La nature chimique du dioxyde de carbone, son transport par le vent et la pluie depuis des zones terrestres comme la Belgique, empêchent toute cette pollution d'être attribuée uniquement au passage des navires

En revanche, la ligne droite clairement visible au large des côtes atlantiques entre la Bretagne occidentale et la Galice, au nord-ouest de l'Espagne ne laisse aucun doute. Moins concentrée que celle de la Manche, la pollution s'échappant des cheminées des cargos ou des passagers empruntant cette voie maritime loin des centres industriels est clairement identifiable ici.

Peu connu mais nocif pour la santé et l'environnement

© Image par minka2507 / Allen Lugmayer de Pixabay
© Image par minka2507 / Allen Lugmayer de Pixabay

François Piccione, Ocean Manager pour Fédération France Nature Environnement – représentant près de 3 000 associations de défense de l'environnement – n'est pas surpris par ces traces de pollution atmosphérique sur le rail d'Ouessant.

Nous savons que la pollution de l'air par les navires est due à la teneur en soufre incluse dans les carburants de moindre qualité – le fioul lourd – mais nous savons moins que cette teneur en soufre est entre 500 et 3500 fois plus élevée que le diesel dans nos véhicules!
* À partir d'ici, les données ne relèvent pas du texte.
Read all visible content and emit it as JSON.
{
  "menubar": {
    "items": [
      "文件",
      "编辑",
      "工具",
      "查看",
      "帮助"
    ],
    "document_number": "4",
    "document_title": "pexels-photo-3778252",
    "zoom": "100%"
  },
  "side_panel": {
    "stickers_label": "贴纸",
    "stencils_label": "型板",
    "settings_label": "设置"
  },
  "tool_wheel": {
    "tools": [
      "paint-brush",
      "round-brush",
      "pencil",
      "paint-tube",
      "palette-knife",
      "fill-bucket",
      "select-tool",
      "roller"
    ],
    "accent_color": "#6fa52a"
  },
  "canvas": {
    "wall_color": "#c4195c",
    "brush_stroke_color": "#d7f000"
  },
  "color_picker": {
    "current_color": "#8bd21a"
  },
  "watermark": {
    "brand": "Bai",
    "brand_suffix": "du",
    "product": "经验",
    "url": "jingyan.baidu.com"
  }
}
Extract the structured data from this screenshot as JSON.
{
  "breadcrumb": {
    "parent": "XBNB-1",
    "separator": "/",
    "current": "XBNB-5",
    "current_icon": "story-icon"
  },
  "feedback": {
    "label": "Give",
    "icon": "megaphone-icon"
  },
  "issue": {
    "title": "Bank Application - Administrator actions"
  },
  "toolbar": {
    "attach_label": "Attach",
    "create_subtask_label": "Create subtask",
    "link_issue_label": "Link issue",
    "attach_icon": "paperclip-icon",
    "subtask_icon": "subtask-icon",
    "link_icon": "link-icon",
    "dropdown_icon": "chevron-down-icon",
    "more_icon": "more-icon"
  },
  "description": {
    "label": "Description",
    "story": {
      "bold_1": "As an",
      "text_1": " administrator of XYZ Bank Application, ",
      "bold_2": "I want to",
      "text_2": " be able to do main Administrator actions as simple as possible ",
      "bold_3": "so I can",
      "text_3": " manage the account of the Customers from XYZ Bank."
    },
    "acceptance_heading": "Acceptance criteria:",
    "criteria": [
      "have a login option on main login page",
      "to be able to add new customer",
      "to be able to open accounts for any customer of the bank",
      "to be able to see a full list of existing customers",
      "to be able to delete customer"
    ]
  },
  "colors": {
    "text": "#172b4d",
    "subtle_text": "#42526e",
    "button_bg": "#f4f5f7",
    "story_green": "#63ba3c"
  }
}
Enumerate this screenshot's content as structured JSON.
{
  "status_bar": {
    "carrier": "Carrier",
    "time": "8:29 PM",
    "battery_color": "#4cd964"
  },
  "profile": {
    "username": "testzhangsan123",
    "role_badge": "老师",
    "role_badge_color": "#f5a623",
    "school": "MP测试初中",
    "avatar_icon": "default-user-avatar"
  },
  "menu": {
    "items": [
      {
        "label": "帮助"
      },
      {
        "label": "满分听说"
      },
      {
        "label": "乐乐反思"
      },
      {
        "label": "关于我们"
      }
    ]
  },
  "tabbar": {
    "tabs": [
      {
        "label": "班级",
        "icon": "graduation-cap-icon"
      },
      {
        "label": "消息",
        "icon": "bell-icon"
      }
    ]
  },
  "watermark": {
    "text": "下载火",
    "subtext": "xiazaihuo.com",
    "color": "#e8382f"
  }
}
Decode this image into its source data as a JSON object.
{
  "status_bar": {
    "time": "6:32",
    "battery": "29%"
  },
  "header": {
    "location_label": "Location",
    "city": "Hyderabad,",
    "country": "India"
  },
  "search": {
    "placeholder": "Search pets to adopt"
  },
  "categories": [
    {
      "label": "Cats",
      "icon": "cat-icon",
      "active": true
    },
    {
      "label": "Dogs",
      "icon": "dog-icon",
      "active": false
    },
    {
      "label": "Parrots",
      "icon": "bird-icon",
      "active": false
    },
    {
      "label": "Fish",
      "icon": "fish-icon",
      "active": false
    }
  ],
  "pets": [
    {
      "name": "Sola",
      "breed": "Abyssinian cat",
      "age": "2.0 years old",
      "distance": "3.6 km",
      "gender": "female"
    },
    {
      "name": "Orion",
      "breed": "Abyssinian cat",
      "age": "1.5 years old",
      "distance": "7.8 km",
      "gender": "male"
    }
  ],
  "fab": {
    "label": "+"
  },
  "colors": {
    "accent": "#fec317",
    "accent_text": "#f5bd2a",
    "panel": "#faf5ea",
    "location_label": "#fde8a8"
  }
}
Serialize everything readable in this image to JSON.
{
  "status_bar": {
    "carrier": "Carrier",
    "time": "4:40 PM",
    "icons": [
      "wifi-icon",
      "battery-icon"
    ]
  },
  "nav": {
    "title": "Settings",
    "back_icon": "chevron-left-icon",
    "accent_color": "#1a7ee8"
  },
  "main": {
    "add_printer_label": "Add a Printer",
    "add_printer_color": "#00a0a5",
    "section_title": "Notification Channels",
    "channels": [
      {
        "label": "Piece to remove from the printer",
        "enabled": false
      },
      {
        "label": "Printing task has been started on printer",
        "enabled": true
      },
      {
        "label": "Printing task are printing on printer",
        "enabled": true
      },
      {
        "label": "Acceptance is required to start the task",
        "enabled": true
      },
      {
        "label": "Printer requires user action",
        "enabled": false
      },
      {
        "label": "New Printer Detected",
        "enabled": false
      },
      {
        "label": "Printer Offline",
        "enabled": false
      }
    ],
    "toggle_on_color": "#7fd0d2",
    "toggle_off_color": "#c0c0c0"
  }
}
Une fois brûlé, ce carburant marin libère du dioxyde de soufre (SO2). Ce polluant connu pour son impact environnemental contribue à l'acidification des océans et à l'apparition de pluies acides, mais son impact sanitaire tel que les maladies respiratoires, la bronchite et autres irritations de la gorge est important. Sa combustion accélère la formation de fines particules qui pénètrent dans les ramifications de nos poumons. Selon France Nature Environnement, la pollution de l'air dans les transports maritimes est responsable en Europe de la mort de 50 000 à 60 000 personnes par an. Il ajoute :

En 2018, un paquebot a produit autant de pollution par particules ultrafines que plusieurs centaines de milliers de voitures

© Image par Jürgen Sieber de Pixabay
© Image par Jürgen Sieber de Pixabay

Les chiffres vertigineux de la pollution par les navires de croisière

Le transport de passagers transporte des millions de personnes chaque année. Une étude a été réalisée en 2018 par l'ONG européenne Transport et Environnement (T&E) basée à Bruxelles, sur le monde de la croisière. Faïg Abbasov, responsable T&E du transport maritime, commente les choix de l'enquête «Nous avons choisi de réaliser cette étude sur les 203 paquebots de croisière qui entrent et sortent d'Europe chaque année, car leur activité n'est pas notre métier apparue comme vitale pour l'économie et nous avons donc considérait qu'il s'agissait d'un secteur du luxe, pas essentiel ». L'étude concerne les principaux ports européens où les navires de croisière font escale. Et les résultats sont alarmants:

Barcelone, Palma de Majorque et Venise partagent le triste podium des villes portuaires les plus polluées.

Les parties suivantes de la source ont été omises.